Murdoch has been delighting fans—and apparently himself—with effervescent concoctions over many years. His combination of retro pop, fizzy dance/disco, folk, and lots of positive, soulful energy as frontman for his Belle and Sebastian outfit since the mid-90s continues to impress. Members have come and gone but the Glasgow-based Murdoch has stayed true to his eclectic, slightly off-kilter vision of incorporating ear-pleasing, hooky tunes with occasionally provocative lyrical concepts. Political, however, he is not.

This year’s model comes in the form of three sets of five-track EPs, released one a month from December 2017 through February 2018. Those who have followed B&S from the beginning will remember the same process from 1997, making this a sort of full circle return to the shorter format. The concept makes sense, especially in the current atmosphere where music lovers are deluged with material. Who’s got time to absorb an hour’s worth of new tracks in these fast moving times?

Each of these EPs clocks in at about 20 minutes, making it easier to absorb Belle and Sebastian’s non-stop, upbeat, single-oriented ear candy. After all, how many honeyed, sing-along, impossibly melodic choruses like the one in EP 2’s “Show Me the Sun” or the swinging ’60s UK sound of EP 1’s “The Girl Doesn’t Get It,” or the cheerful strummy folk of “There Is An Everlasting Song” can anybody handle at one time?

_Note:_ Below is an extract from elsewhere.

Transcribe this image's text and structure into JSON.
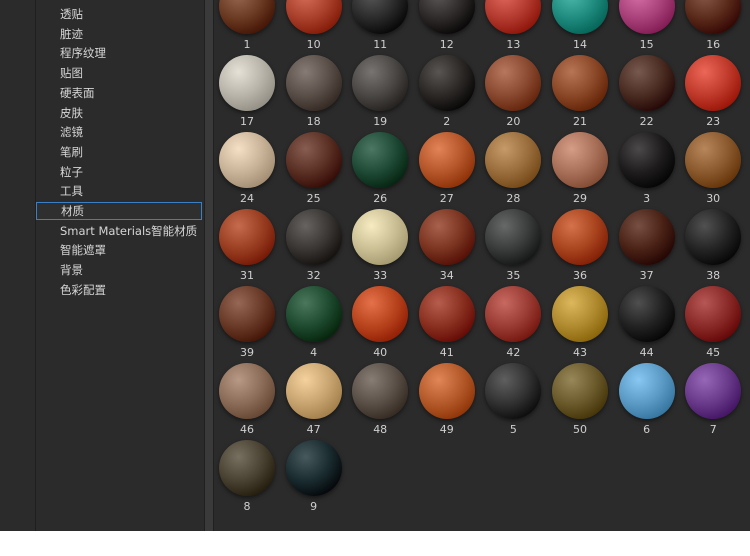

Ladling out these Technicolor, sometimes giddy psychedelic sunspots gradually makes them resonate with just enough sweetness without getting a sugar rush.

The song craft is consistently impressive with few bum moments found anywhere on the three short sets. Falling between Donovan’s “Sunshine Superman” era, Prefab Sprout’s wonderfully tuneful potions, The New Pornographers’ indie dance and Talking Heads’ bubbly art beats, the oddly titled EPs incorporate plenty of spot-the-influence moments you’ll have fun navigating.

Murdoch’s open, welcoming vocals, along with co-singer Sarah Martin’s frothy, Duffy-styled singing, make a wonderful blend. The unbridled joy here shows no declining of the ecstatic attitude the frontman has been cranking out over the past two decades. If anything, according to the above quote, the auteur’s jangly sensibilities have sharpened over the years. Recording in his Glasgow hometown helps provide a vibrant, unhurried enthusiasm that’s contagious. Each track is enhanced with guests periodically contributing horns, woodwinds, strings, and even French horns and glockenspiels.

So jump in anywhere because these songs will turn any frown upside down. For those new to Belle and Sebastian’s charms, there are nine other albums and a bunch of EPs, singles, and one-offs to search out, all of which will keep the groove going and listeners delighted for months.